Die Handy-Auswertung ist in der Koalition ein heikles Thema. Die SPD befürchtet eine Massen-Auswertung. Für ihren innenpolitischen Sprecher Burkhard Lischka ist entscheidend, dass die Maßnahme für die Klärung der Identität und Staatsangehörigkeit "erforderlich und verhältnismäßig" ist. Er verweist auf eine Passage im Entwurf, wonach "keine milderen Mittel" zur Identitätsfeststellung vorhanden sein dürfen. Auch Dimroth zufolge soll das Auslesen der Daten nur unter "engen Voraussetzungen" möglich sein. Am Ende werde eine Regelung stehen, "die sich auf Einzelfälle beschränkt und nicht Massenverfahren abbildet".
ABSCHIEBEHAFT: Die Abschiebehaft nach Paragraf 62 des Aufenthaltsgesetzes dient "zur Sicherung der Abschiebung". Sie kann bis zu sechs Monate angeordnet werden und - falls es zu Verzögerungen oder Verhinderungen kommt - um höchstens zwölf Monate verlängert werden. Künftig soll es einen eigenen Haftgrund für Ausländer geben, von denen "eine erhebliche Gefahr für Leib und Leben Dritter oder bedeutende Rechtsgüter der inneren Sicherheit" ausgeht. Es entspreche der Erfahrung, dass solche Personen hochmobil seien und sich behördlichen Maßnahmen systematisch entzögen, schreibt das Innenressort. Besteht nach Prüfung des Einzelfalls jedoch keine Fluchtgefahr, sollen andere Maßnahmen geprüft werden.

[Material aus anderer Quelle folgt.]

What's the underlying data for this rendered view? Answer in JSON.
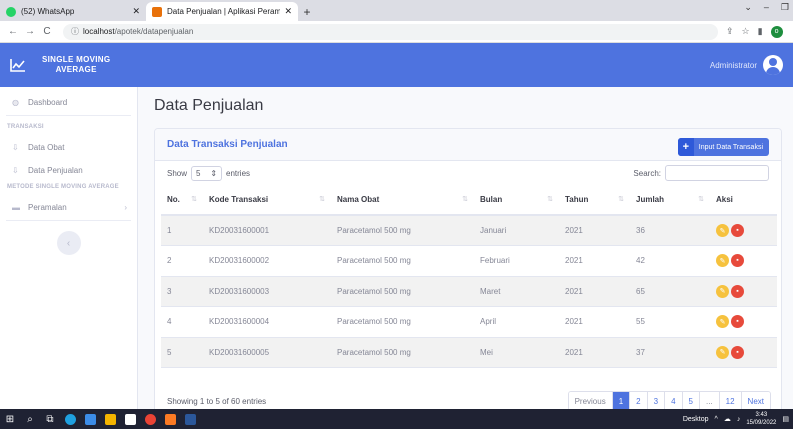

RESIDENZPFLICHT: Der Bewegungsspielraum ausreisepflichtiger Asylbewerber, die ihre Rückführung etwa durch falsche Angaben oder durch Täuschung über ihre Identität verhindern oder verzögern, kann künftig eingeengt werden. Der Entwurf sieht die Möglichkeit einer räumlichen Beschränkung des Aufenthalts auf den Bezirk der Ausländerbehörde vor.
Bislang gilt zudem die Regel, dass bei Ausländern, die mindestens ein Jahr geduldet sind, eine Abschiebung mindestens einen Monat vorher angekündigt werden muss. Dies wirkt jedoch "faktisch wie eine Warnung vor der Abschiebung und kann dadurch zum kurzfristigen Unterauchen führen". Bei Personen, die über ihre Identität täuschen oder im Verfahren nicht mitwirken, soll diese Ankündigung daher künftig entfallen.

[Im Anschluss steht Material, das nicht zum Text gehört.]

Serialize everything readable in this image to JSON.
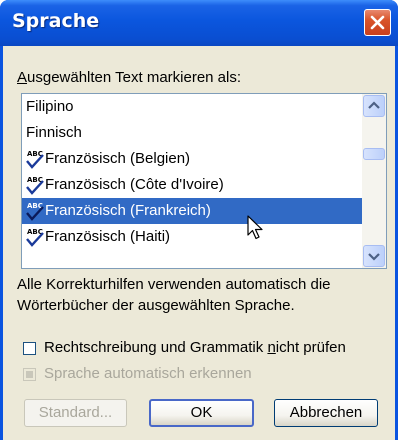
{
  "window": {
    "title": "Sprache"
  },
  "prompt": {
    "accesskey": "A",
    "rest": "usgewählten Text markieren als:"
  },
  "languages": {
    "items": [
      {
        "label": "Filipino",
        "spellcheck": false,
        "selected": false
      },
      {
        "label": "Finnisch",
        "spellcheck": false,
        "selected": false
      },
      {
        "label": "Französisch (Belgien)",
        "spellcheck": true,
        "selected": false
      },
      {
        "label": "Französisch (Côte d'Ivoire)",
        "spellcheck": true,
        "selected": false
      },
      {
        "label": "Französisch (Frankreich)",
        "spellcheck": true,
        "selected": true
      },
      {
        "label": "Französisch (Haiti)",
        "spellcheck": true,
        "selected": false
      }
    ]
  },
  "info": {
    "line1": "Alle Korrekturhilfen verwenden automatisch die",
    "line2": "Wörterbücher der ausgewählten Sprache."
  },
  "options": {
    "no_proofing": {
      "before": "Rechtschreibung und Grammatik ",
      "accesskey": "n",
      "after": "icht prüfen",
      "checked": false
    },
    "auto_detect": {
      "label": "Sprache automatisch erkennen",
      "enabled": false
    }
  },
  "buttons": {
    "default_label": "Standard...",
    "ok_label": "OK",
    "cancel_label": "Abbrechen"
  },
  "colors": {
    "titlebar": "#0a54e0",
    "selection": "#316ac5",
    "dialog_bg": "#ece9d8",
    "close_button": "#d9542a"
  }
}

AUSREISEGEWAHRSAM: Der sogenannte Ausreisegewahrsam soll künftig nicht mehr nur für vier, sondern für zehn Tage möglich sein. Die bisherige Höchstdauer habe sich in der Praxis als in vielen Fällen ungeeignet erwiesen, um Sammelrückführungen mit einem angemessenen Vorlauf vorzubereiten, heißt es im Entwurf.
Datenschützer warnen vor den Plänen: "Ein systematisches Auswerten von Handydaten ohne richterliche Anordnung ist nicht mit dem Grundsatz der Verhältnismäßigkeit vereinbar", sagte die Bundesdatenschutzbeauftragte Andrea Voßhoff dem Redaktionsnetzwerk Deutschland. Das grundgesetzlich garantierte Recht auf informationelle Selbstbestimmung gelte auch für Ausländer. Durch das Auslesen von Adressbüchern und Anruflisten wären zudem zahlreiche unbeteiligte Dritte betroffen. Ähnlich äußerte sich der Hamburger Datenschutzbeauftragte Johannes Caspar.
Einen Zugriff ohne richterlichen Beschluss hält der Grünen-Innenpolitiker Konstantin von Notz für "verfassungsrechtlich hochproblematisch".